An Appeal to the Ladies of England

Manto Mavrogenous hoped that her fellow women might show more solidarity with Greece than many men had done.

1824

King George III 1760-1820

Introduction

On August 12th, 1824, Manto Mavrogenous wrote an open letter to the Ladies of England, soliciting donations to the cause of Greek independence from Ottoman rule. Above all, she needed funds to take Euboia, and make it into a safe island for children and women displaced by the fighting.

IN a situation thus desperate, it is natural they [‘Greece’s despairing sons’] should appeal to the sympathy of all noble minded and benevolent Christians throughout the world;* and by what civilised nation, what class of humanised men, shall this plea be rejected?

Surely not by the philosopher, who must with gratitude remember that land in which philosophers were born to enlighten mankind; nor is it for the hero to regard with indifference the indignities offered to the posterity of the race of Mars.* Where is the artist, the poet, or even the citizen, who can contemplate without emotion the degradation of a people to whom belonged a Plato,* a Miltiades,* a Socrates,* an Agesilaus,* an Apelles,* a Phidias.*

If such men exist, there is at least no woman so insensible to honour and humanity. In compassion, or generosity, when did women yield the palm to their masculine compeers – most of all in Britain, whose fair daughters are eminently distinguished by the virtues that belong exclusively to noble souls, – charity, beneficence, and philanthropy?*

From ‘Narrative of a Second Visit to Greece’ (1825) by Edward Blaquière (1779-1832).

Mavrogenous was disappointed in the response from Christian countries in Western Europe. The Vatican was still smarting from the Greeks’ refusal to (literally) kiss the Pope’s shoes in 1453, and Protestants regarded the Greek Orthodox Church as superstitious. Political support came mainly from Russia, which did not help because the Tsars were regarded in London and Paris as an economic and military threat – a view rubbished by Richard Cobden: see Misreading Russia. Among British statesmen, George Canning, President of the Board of Control and then Foreign Secretary, was especially sympathetic.

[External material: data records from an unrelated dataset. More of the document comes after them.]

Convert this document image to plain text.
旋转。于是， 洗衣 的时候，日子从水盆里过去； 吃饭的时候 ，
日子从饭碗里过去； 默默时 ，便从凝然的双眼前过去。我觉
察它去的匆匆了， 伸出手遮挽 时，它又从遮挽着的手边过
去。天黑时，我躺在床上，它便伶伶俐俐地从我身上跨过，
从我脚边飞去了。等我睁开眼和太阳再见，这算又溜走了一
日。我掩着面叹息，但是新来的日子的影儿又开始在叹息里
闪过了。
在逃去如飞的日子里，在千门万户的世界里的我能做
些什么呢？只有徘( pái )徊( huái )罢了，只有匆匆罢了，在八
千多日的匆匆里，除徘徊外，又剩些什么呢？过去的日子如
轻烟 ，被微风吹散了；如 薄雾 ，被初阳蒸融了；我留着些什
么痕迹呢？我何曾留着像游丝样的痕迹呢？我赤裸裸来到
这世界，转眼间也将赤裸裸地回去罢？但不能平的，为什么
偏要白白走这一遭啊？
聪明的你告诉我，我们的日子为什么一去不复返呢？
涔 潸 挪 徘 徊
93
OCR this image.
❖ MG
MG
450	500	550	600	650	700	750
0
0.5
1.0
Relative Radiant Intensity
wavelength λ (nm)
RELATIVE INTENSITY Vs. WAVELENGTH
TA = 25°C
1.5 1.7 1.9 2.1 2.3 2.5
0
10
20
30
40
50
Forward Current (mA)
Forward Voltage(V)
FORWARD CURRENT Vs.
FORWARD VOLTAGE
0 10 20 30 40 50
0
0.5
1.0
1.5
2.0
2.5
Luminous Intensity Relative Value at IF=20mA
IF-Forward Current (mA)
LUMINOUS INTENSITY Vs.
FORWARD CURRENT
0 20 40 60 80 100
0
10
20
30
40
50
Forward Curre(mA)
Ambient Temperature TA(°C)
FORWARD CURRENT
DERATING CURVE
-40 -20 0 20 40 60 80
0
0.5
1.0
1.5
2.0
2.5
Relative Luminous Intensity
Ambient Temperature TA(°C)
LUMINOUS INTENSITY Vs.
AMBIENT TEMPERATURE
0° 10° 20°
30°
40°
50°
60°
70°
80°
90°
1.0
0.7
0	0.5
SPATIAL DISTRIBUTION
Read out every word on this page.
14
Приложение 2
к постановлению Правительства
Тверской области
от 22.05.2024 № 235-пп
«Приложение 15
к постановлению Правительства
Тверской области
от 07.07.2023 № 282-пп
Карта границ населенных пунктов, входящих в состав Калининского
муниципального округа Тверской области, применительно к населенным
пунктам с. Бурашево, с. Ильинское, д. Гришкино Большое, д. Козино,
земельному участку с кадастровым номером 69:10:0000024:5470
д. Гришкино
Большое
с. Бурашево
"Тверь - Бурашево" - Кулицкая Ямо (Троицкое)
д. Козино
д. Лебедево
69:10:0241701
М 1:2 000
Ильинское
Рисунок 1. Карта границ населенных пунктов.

Manto is drawing here on Roman myth: Mars was supposedly the father of Romulus and Remus, founders of Rome. For most Greeks, ‘Greece’ was the Roman Empire as it was in 1453 when the Turks conquered Constantinople, the capital for over 1100 years. The Greek revolution in that sense partially failed, since it did not recover ‘the City’ (Constantinople, or Istanbul) or Asia Minor from the Ottoman Empire.

Plato (?429–347 BC) and his student Aristotle (384-322 BC) are arguably the two most important philosophers in history, to whom we are indebted for many fundamental ideas of justice, morality, science, fine art, music and religion.

Miltiades the Younger (?550-489 BC), mastermind of The Battle of Marathon, one of the few battles that truly can be said to have changed the course of world history.

Socrates (?470-399 BC) was the teacher of Plato. J. S. Mill called him “the acknowledged master of all the eminent thinkers who have since lived”, and credited him with all that is best in the British justice system.

Agesilaus II, King of Sparta (?444-?360 BC). A curious inclusion, as Agesilaus pursued Spartan expansion at the expense of other Greek city-states, came off the worse against Corinth and Thebes, and lost to the Persians at Cnidus in 394.

Apelles of Kos (4th century BC), a painter who fascinated the Renaissance artists.

Phidias (?480-430 BC), a sculptor and architect who contributed work to the Parthenon and whose statue of Zeus at Olympia was one of the Seven Wonders of the Ancient World.

Edward Blaquière (to whom the letter was entrusted, as a founder-member of the London Philhellenic Committee) tells us that the ladies of Edinburgh were especially generous. Manto signed the letter ‘Madalena Mavrojenes’.

Précis
In 1824, Manto Mavrogenous wrote an open letter to the women of England, asking them to support the Greek revolution against the Ottoman Empire. She reminded them of Greece’s contributions to political and artistic progress, appealed to them as fellow-Christians, and challenged them to a friendly competition with men, to see which could show the greater compassion.
Questions for Critics

1. What is the author aiming to achieve in writing this?

2. Note any words, devices or turns of phrase that strike you. How do they help the author communicate her ideas more effectively?

3. What impression does this passage make on you? How might you put that impression into words?

Based on The English Critic (1939) by NL Clay, drawing on The New Criticism: A Lecture Delivered at Columbia University, March 9, 1910, by J. E. Spingarn, Professor of Comparative Literature in Columbia University, USA.